The Eds bid a fond farewell as they lay Serials to rest

We are excited to bring you this first edition of Insights and very much hope you all like the changes in format and design. It is not just Insights that has changed – change is happening all around us – and it is a strong theme in many of the articles in this issue. Aleksandra K Krotoski says that the internet is “the greatest social experiment of our time” and while this means great opportunities to gather and share open data, it brings with it new ethical issues that we have yet to address. IJsbrand Jan Aalbersberg and his colleagues from Elsevier discuss what the article of the future might look like and Reed Elfenbein of Wiley-Blackwell considers how scholarly communication might change and how publishing now needs constantly to reinvent itself. Mike Taylor talks about how the use of new technologies has the potential to reduce costs, deal with information overload and foster collaboration. If, like us, you are still a little fuzzy about the benefits of the Open Researcher and Contributor ID organization (ORCID) – this article makes it all clear!

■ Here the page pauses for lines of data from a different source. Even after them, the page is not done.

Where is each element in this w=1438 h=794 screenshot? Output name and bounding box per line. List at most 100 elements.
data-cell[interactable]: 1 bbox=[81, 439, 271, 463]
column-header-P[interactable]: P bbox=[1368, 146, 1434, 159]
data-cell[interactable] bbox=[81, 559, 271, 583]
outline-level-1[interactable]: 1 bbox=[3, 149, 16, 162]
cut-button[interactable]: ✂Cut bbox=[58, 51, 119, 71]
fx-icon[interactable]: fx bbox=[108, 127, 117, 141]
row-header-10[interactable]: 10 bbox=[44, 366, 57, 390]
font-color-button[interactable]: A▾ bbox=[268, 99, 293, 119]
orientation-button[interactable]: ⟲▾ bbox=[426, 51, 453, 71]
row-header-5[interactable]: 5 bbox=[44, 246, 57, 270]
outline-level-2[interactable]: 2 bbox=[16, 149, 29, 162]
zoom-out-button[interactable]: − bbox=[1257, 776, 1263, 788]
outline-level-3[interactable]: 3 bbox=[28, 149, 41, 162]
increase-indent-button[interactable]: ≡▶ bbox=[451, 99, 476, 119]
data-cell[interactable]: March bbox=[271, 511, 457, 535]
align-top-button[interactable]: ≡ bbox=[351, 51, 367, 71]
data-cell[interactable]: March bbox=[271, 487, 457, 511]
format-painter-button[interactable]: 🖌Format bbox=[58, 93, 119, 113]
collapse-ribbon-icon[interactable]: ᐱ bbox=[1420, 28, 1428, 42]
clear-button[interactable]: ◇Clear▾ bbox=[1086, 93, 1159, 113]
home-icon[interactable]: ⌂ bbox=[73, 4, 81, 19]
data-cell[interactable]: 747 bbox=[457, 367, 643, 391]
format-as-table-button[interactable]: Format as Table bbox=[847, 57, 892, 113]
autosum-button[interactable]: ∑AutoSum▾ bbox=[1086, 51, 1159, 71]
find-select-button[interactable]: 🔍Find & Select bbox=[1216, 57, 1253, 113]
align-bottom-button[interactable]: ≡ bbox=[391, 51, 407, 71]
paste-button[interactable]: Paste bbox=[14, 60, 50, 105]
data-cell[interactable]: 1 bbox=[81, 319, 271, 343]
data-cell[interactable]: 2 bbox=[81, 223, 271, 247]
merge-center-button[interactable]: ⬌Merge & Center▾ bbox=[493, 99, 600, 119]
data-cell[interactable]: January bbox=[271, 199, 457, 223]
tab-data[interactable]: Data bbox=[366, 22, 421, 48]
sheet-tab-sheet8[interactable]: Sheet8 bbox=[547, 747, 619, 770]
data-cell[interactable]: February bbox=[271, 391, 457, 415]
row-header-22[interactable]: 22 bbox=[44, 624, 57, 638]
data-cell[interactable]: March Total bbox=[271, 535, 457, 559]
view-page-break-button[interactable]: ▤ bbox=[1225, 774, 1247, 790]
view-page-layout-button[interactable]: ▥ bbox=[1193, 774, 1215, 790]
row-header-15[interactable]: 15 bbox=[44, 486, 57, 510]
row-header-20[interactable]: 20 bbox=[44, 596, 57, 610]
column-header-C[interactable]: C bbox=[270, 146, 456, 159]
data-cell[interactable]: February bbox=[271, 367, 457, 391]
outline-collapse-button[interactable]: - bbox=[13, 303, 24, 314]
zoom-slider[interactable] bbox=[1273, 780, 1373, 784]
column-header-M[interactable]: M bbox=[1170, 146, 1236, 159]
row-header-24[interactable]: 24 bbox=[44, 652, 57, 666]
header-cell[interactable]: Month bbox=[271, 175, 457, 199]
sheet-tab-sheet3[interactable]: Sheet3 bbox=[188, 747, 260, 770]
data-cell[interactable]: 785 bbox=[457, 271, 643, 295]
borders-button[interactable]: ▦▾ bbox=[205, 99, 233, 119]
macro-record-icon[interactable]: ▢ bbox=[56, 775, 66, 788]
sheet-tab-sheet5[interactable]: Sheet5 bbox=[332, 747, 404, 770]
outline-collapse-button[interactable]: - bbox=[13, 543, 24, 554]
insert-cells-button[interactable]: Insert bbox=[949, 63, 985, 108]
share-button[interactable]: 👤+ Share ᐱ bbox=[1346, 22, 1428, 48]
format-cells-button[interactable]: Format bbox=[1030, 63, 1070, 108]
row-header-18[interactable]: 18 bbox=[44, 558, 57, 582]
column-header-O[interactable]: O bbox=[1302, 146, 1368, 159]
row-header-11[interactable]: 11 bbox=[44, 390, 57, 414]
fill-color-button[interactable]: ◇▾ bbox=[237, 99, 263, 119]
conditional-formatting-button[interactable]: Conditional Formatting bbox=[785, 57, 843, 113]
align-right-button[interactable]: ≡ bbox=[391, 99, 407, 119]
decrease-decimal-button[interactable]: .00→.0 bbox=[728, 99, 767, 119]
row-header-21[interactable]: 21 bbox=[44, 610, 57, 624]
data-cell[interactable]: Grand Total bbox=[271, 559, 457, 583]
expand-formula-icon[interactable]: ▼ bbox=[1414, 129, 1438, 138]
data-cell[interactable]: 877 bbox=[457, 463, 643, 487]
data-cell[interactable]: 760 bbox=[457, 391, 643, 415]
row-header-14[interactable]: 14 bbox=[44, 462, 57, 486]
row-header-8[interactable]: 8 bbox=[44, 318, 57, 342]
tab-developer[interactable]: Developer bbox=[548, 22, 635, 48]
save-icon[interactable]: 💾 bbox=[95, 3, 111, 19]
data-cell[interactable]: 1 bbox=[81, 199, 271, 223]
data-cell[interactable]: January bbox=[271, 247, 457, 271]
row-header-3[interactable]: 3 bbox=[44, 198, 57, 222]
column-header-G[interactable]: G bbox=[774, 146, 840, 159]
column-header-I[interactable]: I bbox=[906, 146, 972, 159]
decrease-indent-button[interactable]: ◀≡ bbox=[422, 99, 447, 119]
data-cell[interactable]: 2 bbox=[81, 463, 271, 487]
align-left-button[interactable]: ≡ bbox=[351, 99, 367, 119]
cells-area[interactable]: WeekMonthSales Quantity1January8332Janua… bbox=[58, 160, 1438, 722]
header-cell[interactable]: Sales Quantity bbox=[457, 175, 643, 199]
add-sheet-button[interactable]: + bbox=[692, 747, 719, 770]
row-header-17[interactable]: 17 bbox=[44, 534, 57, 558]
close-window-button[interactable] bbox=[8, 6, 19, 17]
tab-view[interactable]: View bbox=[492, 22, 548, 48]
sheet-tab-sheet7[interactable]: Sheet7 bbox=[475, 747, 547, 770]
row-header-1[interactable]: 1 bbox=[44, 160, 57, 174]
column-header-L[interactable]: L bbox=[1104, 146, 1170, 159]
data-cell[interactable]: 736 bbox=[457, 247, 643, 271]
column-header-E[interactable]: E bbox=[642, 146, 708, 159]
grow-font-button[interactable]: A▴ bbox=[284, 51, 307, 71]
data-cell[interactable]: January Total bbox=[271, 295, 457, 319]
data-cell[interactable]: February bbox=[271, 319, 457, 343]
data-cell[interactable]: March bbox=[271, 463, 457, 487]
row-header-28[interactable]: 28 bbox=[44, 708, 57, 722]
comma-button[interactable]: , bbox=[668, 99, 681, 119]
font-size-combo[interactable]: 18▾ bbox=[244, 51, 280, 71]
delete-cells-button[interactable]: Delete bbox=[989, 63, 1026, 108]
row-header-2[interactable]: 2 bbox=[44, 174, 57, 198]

In the face of all this technological change, James G Neal discusses not only how the academic research library might sustain its core responsibilities but also how it is taking on important new roles. James argues that one of those roles is as a builder of digital collections, and such activity increasingly means collaboration. Fortuitously, Simon Bell from the British Library has provided us with his top-ten things to consider when entering into public-private digitization partnerships and Caren Milloy of JISC Collections tells us about some of the challenges her organization has faced in building platforms for digitized content.

Terry Bucknell follows up on the presentation he gave at last year's UKSG conference by discussing how buying packages or bundles of e-books can provide better value than title-by-title selection or patron-driven acquisition (PDA). With big deals for journals and perhaps for e-books, you might think that inter-library loan (ILL) is a thing of the past – but Mike McGrath tells us that ILL is in good health, and Gareth J Johnson gives us the low-down on the UK inter-lending scene!

The economic downturn means that cancellations are now an unpleasant fact, and Anne Murphy explains how the AMNCH Library used an evidenced-based approach when faced with having to make a 25% reduction in subscribed titles. Challenging economic times also means a greater emphasis than ever on efficiency and therefore no surprise that the UKSG one-day conference on the subject of ‘shared services’ was a sell-out. Colin M Cram has written up his presentation for us and it provides practical examples from other sectors of the possible pitfalls and opportunities in setting up a shared service. Marc van den Berg from Tilburg University describes how his local implementation of an integrated library system (ILS) and a cloud solution may be a building block for a Dutch national shared infrastructure for scholarly output. Collaborations are increasingly not only national but also international and Karen Christensen discusses the communication tools we might require to build cross-border communities to energize learning and teaching.

The most enjoyable part of editing Insights is the contact with people in the industry, and in this issue we are pleased to be able to include so many interesting information professionals. We start off by introducing two members of our own editorial board: Nick Woolley from King's College London and Kari Paulson, President of EBL. We were delighted when a retired member of our editorial board, Dan Tonkery, was able to step into the breach and interview Deanna Marcum – this is something of an Insights scoop as she has only just started in her new role as Managing Director, Ithaka S+R. In this issue, we also profile Sarah Thomas, the first woman and non-British citizen to be Bodley's Librarian. Our very popular ‘A day in the life’ series introduces you to two characters who certainly get to travel. Todd Carpenter from NISO in the United States describes a terrifying flight to the Charleston Conference and Kerem Kahvecioglu from Istanbul Bilgi University in Turkey tells us about his internship at the Yale Law School Library. Kerem discovered that this library not only lends books – but a dog called Monty!

Finally, Oya Rieger from Cornell University Library leads on our Key Issue: institutional versus subject repositories.

We hope to see many of you in Glasgow at the UKSG Annual Conference, and for those of you who cannot make it, we will bring you articles and reports on all of the hot topics in our next issue.